New Zealand netball player, umpire and coach

Joan Hodson (née Solia) is a former international netball player for New Zealand who was part of New Zealand's winning team at the 1987 World Netball Championships. She represented her country on 35 occasions and went on to qualify as an international netball umpire.

==Early life==
Joan Hodson attended McAuley High School in Ōtāhuhu, a suburb of Auckland between 1975 and 1979. She attended the Carrington Technical Institute from 1980 to 1982, studying mechanical engineering. Changing career direction, she studied at the Auckland Teachers Training College between 1983 and 1986, receiving a certificate in primary school teaching.

==Netball playing career==
Hodson first played for the Auckland netball team in 1982 and would stay with that team for 12 seasons. She was called up for the Silver Ferns, the New Zealand national netball team, in 1986 and would go on to play for the team on 35 occasions until 1993. Hodson was a member of the victorious team in the 1987 world championships, playing under her maiden name of Joan Solia, which were held in Glasgow, Scotland and of the team that lost 53–52 to Australia in the final of the 1991 championships, held in Sydney, Australia. Also in 1991, she competed for New Zealand in the Touch Football World Cup, which was held in Auckland. In 1993 she competed for the Silver Ferns in the World Games, held in The Hague, Netherlands, winning a silver medal.

==Umpiring, teaching and coaching==
Hodson's experience of what she considered to be poor umpiring in the 1991 world cup final convinced her to become an umpire. She also felt that women's netball should be refereed by women, not by men, which was common at that time. She obtained international umpiring qualifications and went on to umpire games in the world championships and the Commonwealth Games.
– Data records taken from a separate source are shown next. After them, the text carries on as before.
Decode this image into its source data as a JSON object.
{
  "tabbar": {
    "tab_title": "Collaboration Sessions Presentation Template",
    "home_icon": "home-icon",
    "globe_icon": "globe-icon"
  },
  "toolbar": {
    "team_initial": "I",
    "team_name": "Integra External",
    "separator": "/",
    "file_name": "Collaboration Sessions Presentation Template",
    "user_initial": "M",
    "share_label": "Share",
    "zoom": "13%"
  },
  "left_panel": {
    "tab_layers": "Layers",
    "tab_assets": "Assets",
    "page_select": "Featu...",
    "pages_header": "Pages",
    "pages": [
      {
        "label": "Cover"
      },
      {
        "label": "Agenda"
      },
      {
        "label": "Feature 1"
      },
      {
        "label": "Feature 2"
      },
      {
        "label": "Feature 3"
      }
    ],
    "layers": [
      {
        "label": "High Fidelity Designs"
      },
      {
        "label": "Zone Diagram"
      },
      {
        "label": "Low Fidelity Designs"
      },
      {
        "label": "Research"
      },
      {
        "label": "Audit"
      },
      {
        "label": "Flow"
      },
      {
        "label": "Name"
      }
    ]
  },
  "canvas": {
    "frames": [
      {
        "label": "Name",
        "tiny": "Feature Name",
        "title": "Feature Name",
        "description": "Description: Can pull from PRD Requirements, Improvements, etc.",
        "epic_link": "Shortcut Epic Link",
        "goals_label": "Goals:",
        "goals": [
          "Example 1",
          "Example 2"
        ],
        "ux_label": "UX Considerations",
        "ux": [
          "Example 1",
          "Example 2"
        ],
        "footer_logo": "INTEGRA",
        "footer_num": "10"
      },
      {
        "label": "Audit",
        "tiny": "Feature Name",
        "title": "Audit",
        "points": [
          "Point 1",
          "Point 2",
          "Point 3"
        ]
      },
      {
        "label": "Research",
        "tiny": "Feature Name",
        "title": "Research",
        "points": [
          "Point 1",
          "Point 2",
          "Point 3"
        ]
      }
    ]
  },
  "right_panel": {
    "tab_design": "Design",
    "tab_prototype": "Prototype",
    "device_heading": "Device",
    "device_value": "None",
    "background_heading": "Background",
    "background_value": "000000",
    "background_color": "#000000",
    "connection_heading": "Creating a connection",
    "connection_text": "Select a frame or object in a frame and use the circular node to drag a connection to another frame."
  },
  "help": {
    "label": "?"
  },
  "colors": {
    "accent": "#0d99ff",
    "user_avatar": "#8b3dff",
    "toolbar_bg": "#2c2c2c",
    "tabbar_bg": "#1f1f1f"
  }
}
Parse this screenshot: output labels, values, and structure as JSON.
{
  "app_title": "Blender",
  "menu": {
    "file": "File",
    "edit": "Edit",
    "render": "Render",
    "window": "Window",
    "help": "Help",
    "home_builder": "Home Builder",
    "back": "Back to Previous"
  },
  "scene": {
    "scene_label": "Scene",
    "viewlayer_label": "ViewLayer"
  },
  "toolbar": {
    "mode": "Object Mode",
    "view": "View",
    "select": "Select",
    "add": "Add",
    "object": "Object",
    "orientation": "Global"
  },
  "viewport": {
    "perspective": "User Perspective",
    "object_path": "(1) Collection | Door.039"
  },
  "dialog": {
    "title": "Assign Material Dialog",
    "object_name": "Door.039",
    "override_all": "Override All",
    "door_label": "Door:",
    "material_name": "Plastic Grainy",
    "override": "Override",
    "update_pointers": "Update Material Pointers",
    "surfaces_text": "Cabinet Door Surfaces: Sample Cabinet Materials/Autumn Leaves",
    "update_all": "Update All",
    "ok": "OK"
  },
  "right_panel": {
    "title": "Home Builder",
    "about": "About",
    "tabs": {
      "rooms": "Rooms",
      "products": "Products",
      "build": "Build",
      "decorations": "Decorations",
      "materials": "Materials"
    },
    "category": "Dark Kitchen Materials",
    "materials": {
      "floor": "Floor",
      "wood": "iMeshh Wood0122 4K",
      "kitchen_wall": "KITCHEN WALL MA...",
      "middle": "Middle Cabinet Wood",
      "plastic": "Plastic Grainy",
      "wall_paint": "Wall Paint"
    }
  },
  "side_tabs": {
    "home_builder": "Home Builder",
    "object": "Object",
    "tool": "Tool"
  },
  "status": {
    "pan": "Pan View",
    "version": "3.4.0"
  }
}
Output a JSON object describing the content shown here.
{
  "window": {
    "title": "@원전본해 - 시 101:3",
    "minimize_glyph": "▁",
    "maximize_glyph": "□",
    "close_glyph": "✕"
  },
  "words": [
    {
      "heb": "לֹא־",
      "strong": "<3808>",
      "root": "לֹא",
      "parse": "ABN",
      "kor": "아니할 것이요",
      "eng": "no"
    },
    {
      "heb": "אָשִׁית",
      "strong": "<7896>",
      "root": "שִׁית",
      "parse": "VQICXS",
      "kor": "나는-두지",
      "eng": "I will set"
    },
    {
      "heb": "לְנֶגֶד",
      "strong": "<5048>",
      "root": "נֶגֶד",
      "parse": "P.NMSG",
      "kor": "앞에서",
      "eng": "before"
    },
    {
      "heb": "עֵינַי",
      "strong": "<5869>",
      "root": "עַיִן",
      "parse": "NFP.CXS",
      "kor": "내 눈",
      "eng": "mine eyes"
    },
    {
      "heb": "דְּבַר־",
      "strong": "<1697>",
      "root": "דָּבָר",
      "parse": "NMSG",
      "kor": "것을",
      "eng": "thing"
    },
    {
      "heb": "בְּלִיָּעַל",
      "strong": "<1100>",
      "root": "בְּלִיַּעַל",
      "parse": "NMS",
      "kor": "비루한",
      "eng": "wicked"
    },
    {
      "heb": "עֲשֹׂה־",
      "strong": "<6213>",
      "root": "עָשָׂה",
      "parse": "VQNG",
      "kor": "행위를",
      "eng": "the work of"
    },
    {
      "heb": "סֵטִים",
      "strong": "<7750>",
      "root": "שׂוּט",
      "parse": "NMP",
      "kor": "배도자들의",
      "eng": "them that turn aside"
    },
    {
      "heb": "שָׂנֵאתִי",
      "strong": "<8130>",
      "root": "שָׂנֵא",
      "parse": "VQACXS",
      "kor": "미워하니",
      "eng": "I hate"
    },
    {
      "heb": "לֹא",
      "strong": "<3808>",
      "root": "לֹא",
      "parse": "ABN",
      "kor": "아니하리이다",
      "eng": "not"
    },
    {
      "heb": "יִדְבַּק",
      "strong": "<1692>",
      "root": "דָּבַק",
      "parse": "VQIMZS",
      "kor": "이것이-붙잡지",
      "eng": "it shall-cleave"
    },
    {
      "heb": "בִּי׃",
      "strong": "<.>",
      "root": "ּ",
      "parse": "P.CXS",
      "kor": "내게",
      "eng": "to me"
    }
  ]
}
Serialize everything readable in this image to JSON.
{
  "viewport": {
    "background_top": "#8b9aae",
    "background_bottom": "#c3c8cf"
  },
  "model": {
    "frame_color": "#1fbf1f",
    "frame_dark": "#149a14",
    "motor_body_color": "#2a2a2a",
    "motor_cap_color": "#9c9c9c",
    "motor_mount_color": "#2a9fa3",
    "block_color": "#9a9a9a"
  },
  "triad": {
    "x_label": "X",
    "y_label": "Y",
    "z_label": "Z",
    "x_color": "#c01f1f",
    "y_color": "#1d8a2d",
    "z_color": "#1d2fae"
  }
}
Hodson coached the Auckland Diamonds team in 2002 and 2003. She was head of physical education at Green Bay High School near Auckland. Between 2008 and 2014 she was a Dean at St Dominic's Catholic College, located in Henderson the Western suburbs of Auckland. She is presently a Dean and teacher at the Sacred Heart Girls' College, New Plymouth, in the Taranaki region of the North Island of New Zealand. She coaches netball at the school and at the Taranaki netball club, where she has also served as President. She also does radio and television commentaries on netball matches.